UMB appeared to be underperforming during the subprime boom, but Kemper's determinacy ultimately paid off. Since his appointment as CEO, UMB's earnings have more than doubled on asset growth of just 19%. In 2008, the pinnacle of the financial crisis, the Kansas City, Mo.-based bank posted 32% earnings growth. Net charge-offs represented just 0.28% of its loan book vs. an average rate of about 1.8% for U.S. thrifts and banks.
When asked for a suggestion for the best CEO of a small-cap bank, Sorrentino thought immediately of Kemper.
"In boom times, it looked like they were eating stupid cookies because their portfolio wasn't growing as much," Sorrentino explains. "But they ... just did it right the whole way through the crisis; they have a big asset management arm; they're very smart on credit."
Sorrentino has held UMB stock in his portfolio for years.

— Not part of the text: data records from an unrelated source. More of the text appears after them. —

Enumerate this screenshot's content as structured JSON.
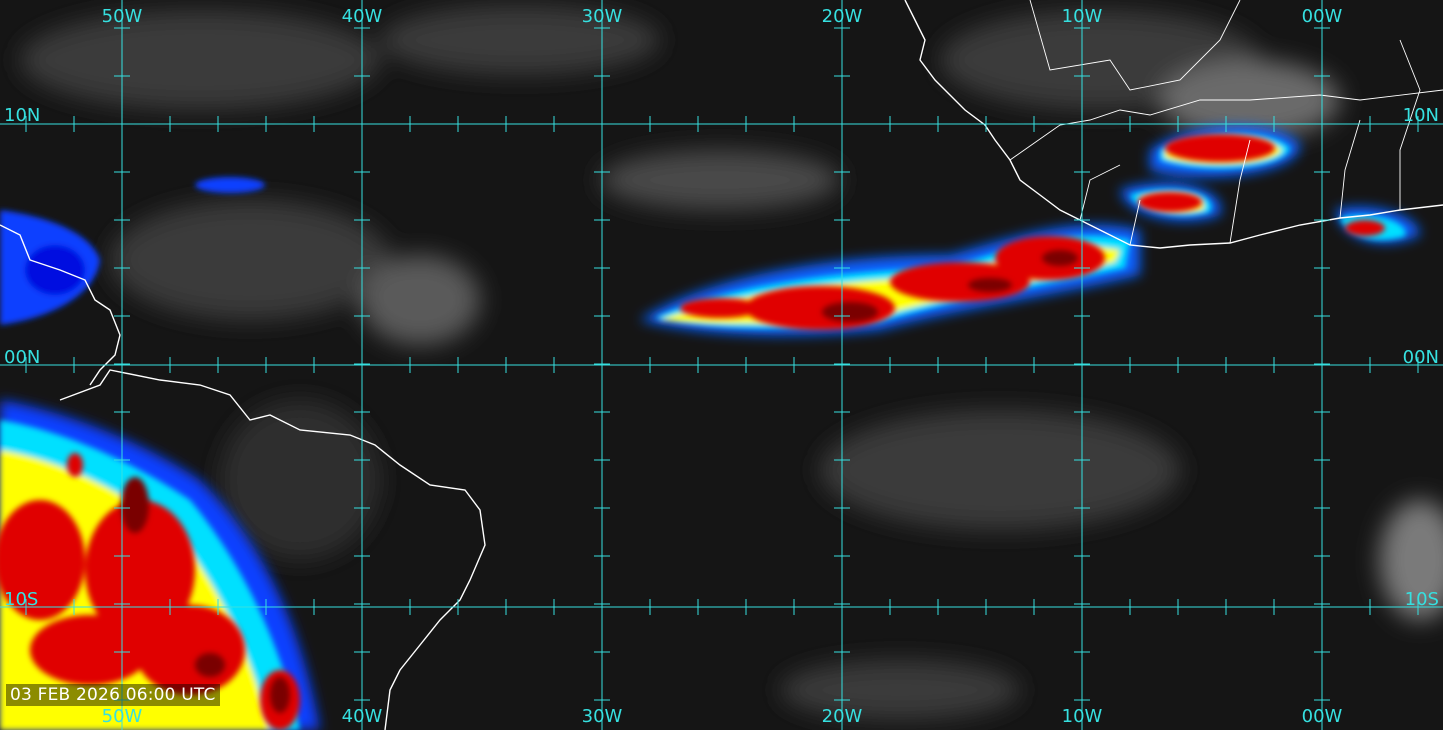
{
  "map": {
    "longitude_labels_top": [
      "50W",
      "40W",
      "30W",
      "20W",
      "10W",
      "00W"
    ],
    "longitude_labels_bottom": [
      "50W",
      "40W",
      "30W",
      "20W",
      "10W",
      "00W"
    ],
    "latitude_labels_left": [
      "10N",
      "00N",
      "10S"
    ],
    "latitude_labels_right": [
      "10N",
      "00N",
      "10S"
    ],
    "timestamp": "03 FEB 2026 06:00 UTC",
    "colors": {
      "grid": "#36e0e0",
      "coast": "#ffffff",
      "ocean_background": "#141414",
      "cloud_cold": "#0000ff",
      "cloud_cyan": "#00e0ff",
      "cloud_yellow": "#ffff00",
      "cloud_red": "#e00000",
      "cloud_darkred": "#7a0000"
    }
  }
}
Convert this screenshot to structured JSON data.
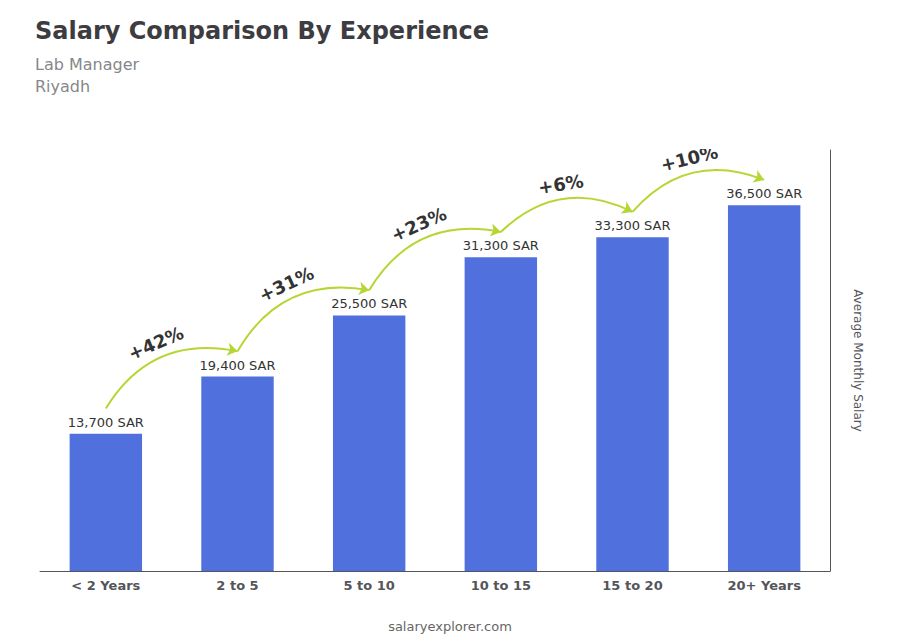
{
  "chart_data": {
    "type": "bar",
    "title": "Salary Comparison By Experience",
    "subtitle": [
      "Lab Manager",
      "Riyadh"
    ],
    "ylabel": "Average Monthly Salary",
    "categories": [
      "< 2 Years",
      "2 to 5",
      "5 to 10",
      "10 to 15",
      "15 to 20",
      "20+ Years"
    ],
    "values": [
      13700,
      19400,
      25500,
      31300,
      33300,
      36500
    ],
    "value_labels": [
      "13,700 SAR",
      "19,400 SAR",
      "25,500 SAR",
      "31,300 SAR",
      "33,300 SAR",
      "36,500 SAR"
    ],
    "data_labels": true,
    "ylim": [
      0,
      42000
    ],
    "tick_labels": "x",
    "grid": false,
    "annotations": [
      {
        "text": "+42%",
        "from": "< 2 Years",
        "to": "2 to 5"
      },
      {
        "text": "+31%",
        "from": "2 to 5",
        "to": "5 to 10"
      },
      {
        "text": "+23%",
        "from": "5 to 10",
        "to": "10 to 15"
      },
      {
        "text": "+6%",
        "from": "10 to 15",
        "to": "15 to 20"
      },
      {
        "text": "+10%",
        "from": "15 to 20",
        "to": "20+ Years"
      },
      {
        "text": "salaryexplorer.com"
      }
    ]
  }
}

Its performance hasn't been as breathtaking as more troubled companies this year, but neither did the stock plunge quite as precipitously during the broad equities sell-off from the fall of 2008 through early March of this year. Its shares have traded in a range of $33.65 to $60 over the past 52 weeks, with a market cap of $1.64 billion as of Monday's close at $40.36.
"They didn't go down nearly as much as the bad guys, and therefore they haven't bounced nearly as much either," says Roger Young, a portfolio manager who focuses on bank stocks at Miller/Howard Investments.
"We're not a stock for a trader," Kemper adds. "You won't see the swings in our earnings; you're going to see stable growth."